I don't understand why they are afraid to say yes, you do have Raynaud's. They resort to saying that I probably do. The problem with Raynaud's is that there's no definitive test to diagnose it. It's a process of exclusion of other potential illnesses. I have had negative tests such as ANA, sedimentation rate, rheumatoid factor, thyroid hormone and cbc tests. The only blood test that came back abnormal is my vitamin d levels, which I was told is low. It's called rickets, and is an indicator of Lupus or MS, and a few other illnesses such as cancer. That's a clear indicator of autoimmune problems.
As far as my discolored and rashy legs go, they have no answer for it and seem disinterested in investigating it. I've been going by what I read and seeing pictures to get an idea what could be happening. So far, all my new symptoms always seem to have a correlation with an AI disease.
My pulmonologist told me my blood oxygen is at 100%. as of yet nothing has indicated abnormal blood function. My Rheumatologist came out and said negative tests can be actually false and that I probably do have Lupus or a similar disease that causes inflammation. They seem to think Fibromyalgia is the best thing they can diagnose right now, but it doesn't seem to fit all my symptoms and their severity.
It seems they are scared to treat me with medicine as none of my test as positive. I think they're afraid to put me on medicine although they know I have an autoimmune disease. I feel it may be due to the fact they are scared of being sued if I get hurt or die on an anti-inflammatory. It's more likely to do harm not to treat me and I feel like saying that at my next visit. I'm getting run down so bad, I hallucinate constantly, I feel confused, dizzy, my joints are swollen, I'm extremely nauseated every day, my hair is starting to fall out a little, my chest hurts a lot when I breathe and feels tight, I have a hard time urinating, nerve pain and numbness, seizure like symptoms, my skin looks awful and I have a bad fungus infection/granuloma in my lung due to an AI disease. I feel like I am slowly dying. I've never felt this way in my life. I have never felt so sick and disabled as I do at this time.

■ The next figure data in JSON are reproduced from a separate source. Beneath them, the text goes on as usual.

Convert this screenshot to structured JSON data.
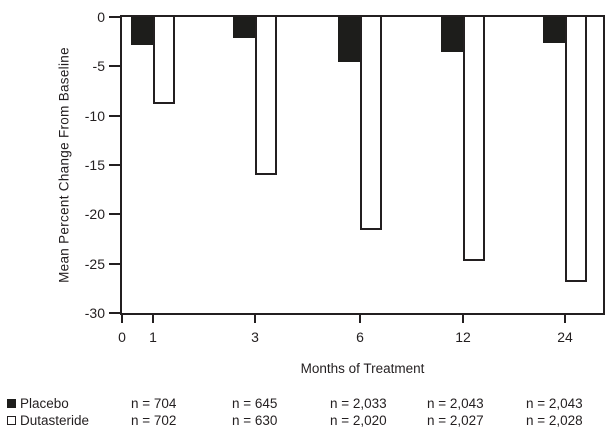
{
  "chart_data": {
    "type": "bar",
    "title": "",
    "ylabel": "Mean Percent Change From Baseline",
    "xlabel": "Months of Treatment",
    "categories": [
      "1",
      "3",
      "6",
      "12",
      "24"
    ],
    "x_tick_labels": [
      "0",
      "1",
      "3",
      "6",
      "12",
      "24"
    ],
    "y_tick_labels": [
      "0",
      "-5",
      "-10",
      "-15",
      "-20",
      "-25",
      "-30"
    ],
    "ylim": [
      -30,
      0
    ],
    "grid": false,
    "legend_position": "bottom-left",
    "series": [
      {
        "name": "Placebo",
        "style": "filled-black",
        "values": [
          -2.8,
          -2.1,
          -4.6,
          -3.5,
          -2.6
        ],
        "n_labels": [
          "n = 704",
          "n = 645",
          "n = 2,033",
          "n = 2,043",
          "n = 2,043"
        ]
      },
      {
        "name": "Dutasteride",
        "style": "outlined-white",
        "values": [
          -8.8,
          -16.0,
          -21.6,
          -24.7,
          -26.9
        ],
        "n_labels": [
          "n = 702",
          "n = 630",
          "n = 2,020",
          "n = 2,027",
          "n = 2,028"
        ]
      }
    ],
    "colors": {
      "ink": "#231f20",
      "bar_fill_placebo": "#1d1d1b",
      "bar_fill_dutasteride": "#ffffff",
      "background": "#ffffff"
    }
  }
}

I just don't know what to do or where else to go. My family isn't supporting me during this time, they think I'm crazy and being a hypochondriac even though people have commented on my malar rash and color changing fingers, and my doctors know something is wrong but are unsure and afraid to treat me. This is real and it's dangerous. I've already been to the ER, and I'm afraid I'll be there again soon enough.
My Rheumy comes from a reputable hospital and university called Rush in Chicago, IL. It's rated as being one of the best hospitals in the country. I have a hard time understanding where this reportedly high ranking professional health care fits into my experience with them. What do I do now? I feel that I have no better clinic or hospital to choose from to find a good Rheumy.
Sorry for the long post, but I am desperate for help.